- A father accuses Putin, rebel and Ukrainian leaders of murdering his daughter
- Dutch foreign minister: Human remains have become part of "a political game"
- U.S. ambassador: Families are crying out for closure
- A grieving mother appeals to Russia's Putin for help returning bodies to the Netherlands
First came the devastating news that Malaysia Airlines Flight 17 had crashed. Then, the horrifying accusation that someone shot it out of the sky.
And now this -- the fear that their loved ones' remains might never make it home.
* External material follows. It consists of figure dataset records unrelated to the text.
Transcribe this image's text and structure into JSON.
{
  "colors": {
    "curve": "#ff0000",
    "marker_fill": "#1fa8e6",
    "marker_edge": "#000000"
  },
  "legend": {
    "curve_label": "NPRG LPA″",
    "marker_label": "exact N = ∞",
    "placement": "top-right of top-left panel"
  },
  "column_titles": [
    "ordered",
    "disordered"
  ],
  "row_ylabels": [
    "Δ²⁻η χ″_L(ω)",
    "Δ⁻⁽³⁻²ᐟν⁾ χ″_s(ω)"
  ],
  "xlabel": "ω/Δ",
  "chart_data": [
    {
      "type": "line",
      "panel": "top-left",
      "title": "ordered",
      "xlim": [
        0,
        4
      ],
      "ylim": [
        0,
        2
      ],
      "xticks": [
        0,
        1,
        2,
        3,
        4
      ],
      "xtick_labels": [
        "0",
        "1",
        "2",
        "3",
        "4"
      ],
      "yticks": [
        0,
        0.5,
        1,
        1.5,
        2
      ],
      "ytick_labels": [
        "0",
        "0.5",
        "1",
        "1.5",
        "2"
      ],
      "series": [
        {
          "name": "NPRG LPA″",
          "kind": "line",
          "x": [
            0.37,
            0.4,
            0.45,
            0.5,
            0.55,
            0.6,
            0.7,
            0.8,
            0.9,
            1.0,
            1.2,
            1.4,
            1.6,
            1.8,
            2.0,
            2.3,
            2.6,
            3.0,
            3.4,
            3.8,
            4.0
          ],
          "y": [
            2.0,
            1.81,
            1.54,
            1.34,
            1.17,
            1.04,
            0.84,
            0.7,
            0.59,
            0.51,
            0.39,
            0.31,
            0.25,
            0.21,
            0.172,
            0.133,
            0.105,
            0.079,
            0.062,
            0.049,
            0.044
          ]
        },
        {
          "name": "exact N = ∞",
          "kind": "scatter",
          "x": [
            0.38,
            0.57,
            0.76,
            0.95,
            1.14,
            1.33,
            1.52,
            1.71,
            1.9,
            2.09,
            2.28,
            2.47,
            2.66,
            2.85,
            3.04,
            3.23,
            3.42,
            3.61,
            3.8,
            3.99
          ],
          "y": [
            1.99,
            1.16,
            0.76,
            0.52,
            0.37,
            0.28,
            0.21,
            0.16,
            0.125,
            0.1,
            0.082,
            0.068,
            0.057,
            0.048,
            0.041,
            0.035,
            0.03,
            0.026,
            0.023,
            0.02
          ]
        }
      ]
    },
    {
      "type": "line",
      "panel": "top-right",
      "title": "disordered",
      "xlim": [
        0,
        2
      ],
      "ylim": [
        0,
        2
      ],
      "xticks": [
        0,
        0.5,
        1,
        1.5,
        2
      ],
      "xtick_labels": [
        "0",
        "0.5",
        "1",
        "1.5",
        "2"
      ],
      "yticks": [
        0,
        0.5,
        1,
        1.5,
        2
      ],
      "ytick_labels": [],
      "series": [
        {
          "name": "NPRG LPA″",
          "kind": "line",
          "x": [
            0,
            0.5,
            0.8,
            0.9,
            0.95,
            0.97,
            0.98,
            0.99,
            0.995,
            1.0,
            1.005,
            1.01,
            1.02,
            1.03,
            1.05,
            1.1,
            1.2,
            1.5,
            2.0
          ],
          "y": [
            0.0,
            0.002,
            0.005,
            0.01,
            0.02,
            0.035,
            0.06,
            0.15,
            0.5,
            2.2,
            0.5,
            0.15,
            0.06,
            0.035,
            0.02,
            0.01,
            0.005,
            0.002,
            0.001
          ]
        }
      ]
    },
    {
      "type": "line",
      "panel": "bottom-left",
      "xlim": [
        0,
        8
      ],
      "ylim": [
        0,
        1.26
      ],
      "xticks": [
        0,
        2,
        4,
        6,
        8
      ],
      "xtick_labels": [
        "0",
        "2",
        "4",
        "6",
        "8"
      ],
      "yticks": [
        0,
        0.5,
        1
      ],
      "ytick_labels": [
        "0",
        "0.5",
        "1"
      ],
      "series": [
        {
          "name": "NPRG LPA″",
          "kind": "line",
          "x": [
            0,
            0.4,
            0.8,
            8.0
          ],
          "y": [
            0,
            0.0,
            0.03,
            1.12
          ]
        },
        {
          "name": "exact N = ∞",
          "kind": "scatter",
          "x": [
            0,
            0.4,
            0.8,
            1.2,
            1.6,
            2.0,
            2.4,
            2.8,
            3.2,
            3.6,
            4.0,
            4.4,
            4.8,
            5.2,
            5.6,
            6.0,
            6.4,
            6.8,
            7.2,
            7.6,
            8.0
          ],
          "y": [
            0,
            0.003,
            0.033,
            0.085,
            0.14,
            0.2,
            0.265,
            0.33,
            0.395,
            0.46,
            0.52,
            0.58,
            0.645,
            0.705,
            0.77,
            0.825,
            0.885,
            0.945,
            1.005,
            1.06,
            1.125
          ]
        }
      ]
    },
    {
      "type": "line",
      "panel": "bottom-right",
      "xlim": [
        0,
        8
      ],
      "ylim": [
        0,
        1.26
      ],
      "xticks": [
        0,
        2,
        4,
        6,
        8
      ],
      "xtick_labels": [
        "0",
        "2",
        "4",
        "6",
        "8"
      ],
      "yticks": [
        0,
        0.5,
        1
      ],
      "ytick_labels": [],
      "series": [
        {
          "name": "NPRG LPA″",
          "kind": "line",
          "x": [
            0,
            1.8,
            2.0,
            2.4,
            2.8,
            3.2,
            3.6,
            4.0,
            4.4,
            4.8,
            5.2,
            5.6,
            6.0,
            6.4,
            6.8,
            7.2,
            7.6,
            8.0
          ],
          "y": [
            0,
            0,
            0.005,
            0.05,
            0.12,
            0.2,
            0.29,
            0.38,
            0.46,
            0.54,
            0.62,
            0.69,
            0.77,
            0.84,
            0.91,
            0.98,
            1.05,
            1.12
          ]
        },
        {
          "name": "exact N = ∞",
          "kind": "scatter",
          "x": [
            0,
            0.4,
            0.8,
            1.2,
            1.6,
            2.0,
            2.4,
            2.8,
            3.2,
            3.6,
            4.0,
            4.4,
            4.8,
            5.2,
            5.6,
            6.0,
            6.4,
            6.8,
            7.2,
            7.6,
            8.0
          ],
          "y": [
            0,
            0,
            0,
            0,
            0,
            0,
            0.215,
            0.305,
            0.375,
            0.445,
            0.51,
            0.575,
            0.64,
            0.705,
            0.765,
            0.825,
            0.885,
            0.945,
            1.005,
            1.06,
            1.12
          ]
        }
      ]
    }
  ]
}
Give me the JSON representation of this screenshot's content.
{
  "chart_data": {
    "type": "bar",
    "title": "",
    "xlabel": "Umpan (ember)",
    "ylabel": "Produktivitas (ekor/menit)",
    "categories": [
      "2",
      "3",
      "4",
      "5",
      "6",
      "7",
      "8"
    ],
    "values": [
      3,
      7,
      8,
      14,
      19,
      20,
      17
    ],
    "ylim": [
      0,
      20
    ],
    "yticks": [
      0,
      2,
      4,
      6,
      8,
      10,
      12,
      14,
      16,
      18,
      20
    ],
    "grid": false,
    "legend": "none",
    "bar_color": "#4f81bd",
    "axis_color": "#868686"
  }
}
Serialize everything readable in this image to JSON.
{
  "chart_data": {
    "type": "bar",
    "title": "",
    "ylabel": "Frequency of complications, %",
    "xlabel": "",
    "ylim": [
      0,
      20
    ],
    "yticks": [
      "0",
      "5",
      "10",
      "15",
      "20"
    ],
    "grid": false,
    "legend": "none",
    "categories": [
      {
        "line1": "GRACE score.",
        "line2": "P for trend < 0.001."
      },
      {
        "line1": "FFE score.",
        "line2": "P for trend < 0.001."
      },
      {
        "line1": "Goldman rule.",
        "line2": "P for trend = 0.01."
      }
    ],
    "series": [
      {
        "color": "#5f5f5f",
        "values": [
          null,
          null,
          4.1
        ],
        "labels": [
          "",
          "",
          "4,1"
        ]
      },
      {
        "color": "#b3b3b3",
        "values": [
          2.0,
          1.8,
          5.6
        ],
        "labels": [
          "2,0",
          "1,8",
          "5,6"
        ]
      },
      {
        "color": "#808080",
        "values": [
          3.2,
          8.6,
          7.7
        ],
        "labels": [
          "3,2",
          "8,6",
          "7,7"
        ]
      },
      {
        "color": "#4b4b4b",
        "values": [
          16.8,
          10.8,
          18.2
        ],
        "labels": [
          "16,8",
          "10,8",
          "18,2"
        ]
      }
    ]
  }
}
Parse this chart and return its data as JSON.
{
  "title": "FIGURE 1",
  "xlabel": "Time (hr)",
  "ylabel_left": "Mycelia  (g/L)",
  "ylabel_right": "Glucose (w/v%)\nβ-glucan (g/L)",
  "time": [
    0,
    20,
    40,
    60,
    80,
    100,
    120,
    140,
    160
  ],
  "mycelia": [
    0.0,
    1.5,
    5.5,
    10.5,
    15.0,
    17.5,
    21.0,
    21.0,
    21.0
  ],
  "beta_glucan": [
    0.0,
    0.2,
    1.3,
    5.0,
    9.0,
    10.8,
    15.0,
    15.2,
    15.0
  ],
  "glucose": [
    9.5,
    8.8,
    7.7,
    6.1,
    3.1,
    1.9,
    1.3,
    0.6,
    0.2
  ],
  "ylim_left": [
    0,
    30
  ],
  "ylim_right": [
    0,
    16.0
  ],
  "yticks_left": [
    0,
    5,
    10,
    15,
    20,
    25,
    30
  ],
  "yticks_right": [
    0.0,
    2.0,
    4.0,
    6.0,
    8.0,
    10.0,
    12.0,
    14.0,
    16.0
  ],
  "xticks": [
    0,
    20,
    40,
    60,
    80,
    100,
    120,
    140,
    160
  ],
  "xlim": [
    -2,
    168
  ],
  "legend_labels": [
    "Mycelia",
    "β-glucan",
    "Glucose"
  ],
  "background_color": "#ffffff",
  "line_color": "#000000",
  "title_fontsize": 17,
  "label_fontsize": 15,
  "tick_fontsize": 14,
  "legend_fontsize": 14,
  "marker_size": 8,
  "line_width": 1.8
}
"We want to know where my brother...is right now, and we still don't," Paul de Kuijer told CNN on Monday.
Authorities have said a train carrying the bodies of hundreds of victims is on its way to Kharkiv, Ukraine. But de Kuijer said he hasn't gotten any word about whether his brother Pim is on it.
"We don't know whether they recovered his body, whether it's on the train, whether it will be coming to the Netherlands soon," he said. "These are the big questions that we have right now."
The 298 people aboard Malaysia Airlines 17 when it crashed on Thursday left behind hundreds of family members across the globe.
Some say their voices are getting lost in an international political scuffle as world leaders face off over what happened to the downed jet.
"The passengers aboard Malaysia Airlines Flight 17 had nothing to do with the conflict in eastern Ukraine. They were families heading on vacation, students returning home from abroad, researchers trying to eradicate a deadly disease," U.S. Ambassador to the United Nations Samantha Power said Monday. "Those who were killed deserve to be treated with dignity and their families are crying out, as we have heard, for closure."
As presidents, prime ministers and ambassadors pointed fingers over who was responsible for the crash, father Hans de Borst spoke out in a Facebook post.
He accused Russian President Vladimir Putin, the Ukrainian government and separatists of murdering his 17-year-old daughter, who was nearing the end of high school and planning to study engineering.
"She was looking forward to it!" de Borst wrote. "But suddenly she is not here anymore! She has been shot out of the sky, in an unknown country, where there is a war going on! Aforementioned misters, I hope you're proud to have shot her. ... And that you will be able to look at yourself in the mirror tomorrow morning."
Dutch Foreign Minister Frans Timmermans said bringing the remains of the 193 Dutch citizens who died in the crash home was his country's top priority. He decried what he called disturbing reports of how bodies had been treated at the scene of the crash.
"Just imagine that you first get the news that your husband was killed. and then within two or three days, you see images of some thug removing a wedding band from their hands. Just imagine that this could be your spouse," he said. "To my dying day, I will not understand that it took so much time for the rescue workers to be allowed to do their difficult jobs, and that human remains should be used in a political game."
Even as reports that thieves have been picking over bodies at the scene draw sharp condemnation from international officials, Silene Fredriksz said she wasn't worried about material things.
Until the remains of her son and his girlfriend are returned, Fredriksz said she's paralyzed.
"I can do nothing but wait for the bodies," she told CNN. "They can have everything, but the bodies have to come back. Take their iPhones, take their money, take everything."
In Malaysia, a group of families of victims meeting with government officials had just one request, state media reported.
"That the bodies be brought back in whatever condition," Malaysian government minister Datuk Seri Rohani said.
In Britain, Hugo Hoare told The Mirror that he was worried about whether rebels were taking care of the bodies of his 59-year-old brother Andrew and the other crash victims.
"I just hope whatever they are doing is humane and their intention is just to release them at the appropriate time. The first thing I thought was, what if they are going to use them as a bargaining chip?" Hoare said. "We just have to follow normal pressure through diplomatic channels and just hope there is a decent resolution at the end of it."
Standing at Amsterdam's Schipohl Airport, just meters away from the place where her son and his girlfriend checked in for their flight last week, Fredriksz asked Russian President Vladimir Putin for help.
"Mr. Putin," she said, "please take care of my son and my daughter, to bring them home."
Her son, Bryce, 23, and his girlfriend Daisy Oehlers were on their way to Bali when the plane was downed in war-torn eastern Ukraine.
Fredriksz had bought the "beautiful young couple" their tickets for a holiday after the death of Oehlers' mother 2½ months ago.
"I paid their tickets to give them four weeks holiday to find their happiness again," she said.
Supported by family members, Fredriksz, sometimes in tears, described searching through grisly photos on social media in an effort to find her son.
"I saw pictures on Facebook of bodies. Complete bodies. I had to look at it because maybe my son was on the picture," she said.
Fredriksz couldn't find him. But that hasn't dampened her resolve.
She knows she wants to bring Bryce and Daisy together again.
"Here. They have to be buried together," she said from Amsterdam. "They died together. They loved each other. They have to be together forever."